The CEO of ElevenLabs says voice will become the primary interface for AI, reshaping how people interact with software beyond screens and keyboards.
Text-based chat may dominate today’s AI products, but it may not define tomorrow’s. The CEO of ElevenLabs believes voice is the next major interface for artificial intelligence, according to an interview reported by TechCrunch.
The claim reflects a growing view within the AI industry: as models become more capable, the bottleneck is no longer intelligence—but interaction.
Why voice changes the AI experience
Voice removes friction. Speaking is faster and more natural than typing, particularly in environments where screens are impractical or attention is divided. For AI systems designed to assist continuously—rather than respond occasionally—voice offers a more human-like mode of engagement.
Advances in speech synthesis and understanding have made voice interfaces feel less robotic and more expressive. That progress is central to ElevenLabs’ strategy, which focuses on generating natural, emotionally nuanced speech rather than generic outputs.
The result is AI that can sound conversational, contextual, and adaptive—qualities that text alone struggles to convey.
Beyond assistants and chatbots
Voice-driven AI is not limited to smart speakers or customer support. It opens possibilities across media, education, accessibility, gaming, and enterprise workflows.
For example, voice interfaces can lower barriers for users with disabilities, enable real-time translation, or support hands-free interaction in complex environments. As AI agents become more autonomous, voice may also serve as the primary way humans supervise and direct them.

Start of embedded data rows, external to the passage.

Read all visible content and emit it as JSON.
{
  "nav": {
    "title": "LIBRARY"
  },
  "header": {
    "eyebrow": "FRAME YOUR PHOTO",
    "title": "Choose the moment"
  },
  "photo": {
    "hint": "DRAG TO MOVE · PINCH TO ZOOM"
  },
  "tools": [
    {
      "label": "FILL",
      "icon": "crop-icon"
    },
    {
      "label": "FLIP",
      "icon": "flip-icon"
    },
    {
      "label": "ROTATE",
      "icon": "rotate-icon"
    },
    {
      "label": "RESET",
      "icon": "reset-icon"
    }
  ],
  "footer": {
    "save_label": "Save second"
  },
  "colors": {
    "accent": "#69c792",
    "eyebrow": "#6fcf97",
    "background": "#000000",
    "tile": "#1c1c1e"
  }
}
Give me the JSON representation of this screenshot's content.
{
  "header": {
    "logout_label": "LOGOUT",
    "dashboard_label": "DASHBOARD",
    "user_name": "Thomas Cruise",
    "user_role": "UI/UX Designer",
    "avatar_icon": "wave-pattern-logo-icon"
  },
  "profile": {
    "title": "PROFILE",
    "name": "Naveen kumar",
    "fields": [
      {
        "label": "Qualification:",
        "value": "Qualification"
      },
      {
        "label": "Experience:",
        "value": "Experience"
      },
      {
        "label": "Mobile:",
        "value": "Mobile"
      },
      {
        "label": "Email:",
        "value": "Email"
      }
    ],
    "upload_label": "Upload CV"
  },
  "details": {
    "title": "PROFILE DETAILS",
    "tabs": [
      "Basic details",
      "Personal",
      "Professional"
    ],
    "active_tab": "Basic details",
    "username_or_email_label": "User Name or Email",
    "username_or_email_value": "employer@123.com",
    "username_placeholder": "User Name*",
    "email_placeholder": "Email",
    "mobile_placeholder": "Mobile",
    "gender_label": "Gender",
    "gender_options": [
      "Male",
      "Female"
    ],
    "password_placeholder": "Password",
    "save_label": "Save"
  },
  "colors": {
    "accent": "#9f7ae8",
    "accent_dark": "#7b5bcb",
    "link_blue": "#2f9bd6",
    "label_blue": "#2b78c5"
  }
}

This positions voice as a foundational layer, not just a feature.
Competitive landscape and challenges for ElevenLabs

ElevenLabs is not alone in betting on voice. Large tech companies and startups alike are racing to integrate speech more deeply into AI systems. The challenge lies in trust, accuracy, and control—users must feel confident that voice-driven AI understands intent and respects boundaries.
There are also social and cultural hurdles. Always-on voice systems raise privacy concerns, and norms around speaking to machines are still evolving.
A shift in human–computer interaction
The CEO’s argument ultimately points to a larger shift: AI interfaces may move closer to how humans naturally communicate with one another.
If that transition succeeds, screens and keyboards will not disappear—but they may recede into the background. In their place, voice could become the most intuitive bridge between people and increasingly capable machines.
In that future, the question is not whether AI can speak—but whether we are ready to listen.